St. Michael Catholic Church | |
Location: | 40 Walnut St., Mechanicsburg, Ohio |
Coordinates: | 40.0722°N -83.5583°W |
Built: | 1888 |
Architecture: | Gothic Revival |
Added: | August 29, 1985 |
Area: | Less than |
Refnum: | 85001892 |
St. Michael's Catholic Church is a historic Catholic church in Mechanicsburg, a village in Champaign County, Ohio, United States. Completed in the 1880s, it served a group of Catholics who had already been meeting together for nearly thirty years. One of several historic churches in the village, it has been designated a historic site because of its well-preserved nineteenth-century architecture.
The first settlers in Goshen Township arrived circa 1805,[1] and Mechanicsburg was platted on 6 August 1814. Organized religion was rare in the earliest years; the first churches were established by circuit-riding preachers from the Methodist Episcopal Church, who founded small religious classes that met in settlers' log cabins. Mechanicsburg's first church was a Methodist congregation organized in 1814, and by the 1880s the village boasted four Protestant churches: Baptist, black Baptist, African Methodist Episcopal, and Methodist Protestant.
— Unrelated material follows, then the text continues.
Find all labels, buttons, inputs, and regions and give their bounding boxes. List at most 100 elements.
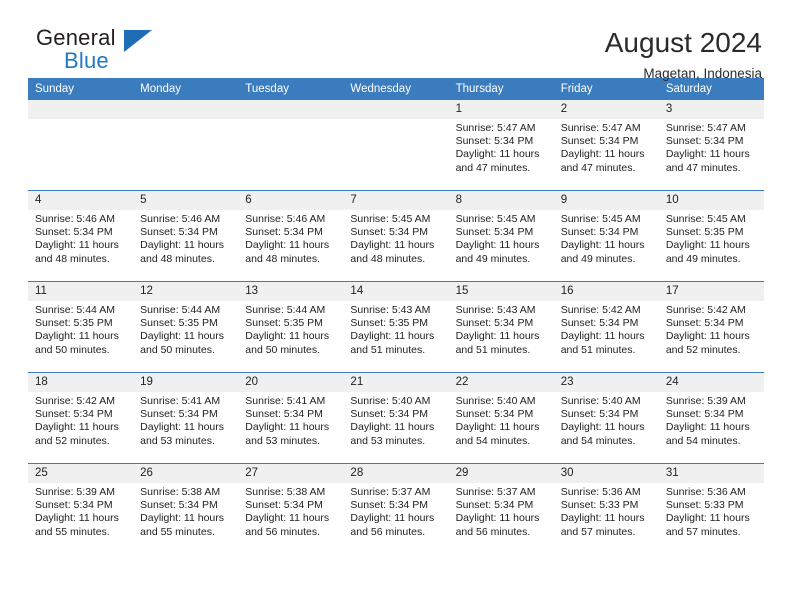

Champaign County's earliest Catholics were Irish immigrants, who came to the county seat of Urbana in the 1840s and 1850s as railroad laborers. Viewed with suspicion by their neighbors both because of their nationality and their religion, they received the sacraments only occasionally from travelling priests before the establishment of St. Mary's Church in 1853.[2] Mechanicsburg's first Catholic families, who were also largely Irish,[3] worshipped at St. Mary's or in nearby Rosedale; occasional Masses were said in Mechanicsburg by travelling priests until the congregation was attached to Our Lady of Lourdes parish in Marysville in 1872.
Mass was first celebrated in Mechanicsburg in 1859,[4] the parish was canonically erected in 1865,[5] and it gained a more permanent organization in 1880. By the end of the 1880s, the parish had witnessed the completion of its church building on Walnut Street. In its earlier decades, the membership included many families who lived in the countryside surrounding Mechanicsburg, and the members' devotion to their church prompted a local author to declare them "extremely faithful in attendance on its services". The parish obtained a rectory in October 1904; a woman who lived on Walnut Street died in that month, and her will included a provision donating her house for use as a rectory. By 1917, the membership consisted of 38 families comprising 135 individuals. The parish operated a Sunday school and multiple small groups for various activities, including a branch of the Society of the Holy Name.
Construction on St. Michael's Church began in 1885. After approximately $5,000 had been spent to complete it, the building was dedicated on Thanksgiving Day 1886 by William Henry Elder, the Archbishop of Cincinnati. Built of brick on a brick foundation and highlighted with stone elements,[6] the church is a three-story building with a composite roof that rises in a gable. Numerous details produce a distinctive Gothic Revival appearance, including the ogive-arched windows and their stone hood molds and the arched bay surrounding the entrance and transom. When these elements combine with non-Gothic components such as the steeple and the brackets under the cornice, the result is an architectural landmark in a street otherwise filled with houses.[7] Its style is comparable to that of several other Gothic Revival churches in Mechanicsburg that were built in the late nineteenth century, despite a remodelling project conducted in 1901.
St. Michael's Church was listed on the National Register of Historic Places in 1985. It was part of a multiple property submission of approximately twenty buildings, scattered throughout the village in such a low concentration that a historic district designation was not practical. While many of the other twenty Mechanicsburg buildings were houses, four were the village's other historic churches: the Mechanicsburg Baptist Church, the Church of Our Saviour (Episcopalian), the Second Baptist Church, and the United Methodist Church. Like all four of the others, St. Michael's Church qualified for inclusion on the Register because of its historically significant architecture.
Today, St. Michael's is an active parish of the Archdiocese of Cincinnati.[8] Along with Champaign County's other Catholic churches — St. Mary's in Urbana, Sacred Heart in St. Paris, and Immaculate Conception in North Lewisburg — it is a part of the Springfield Deanery.[9]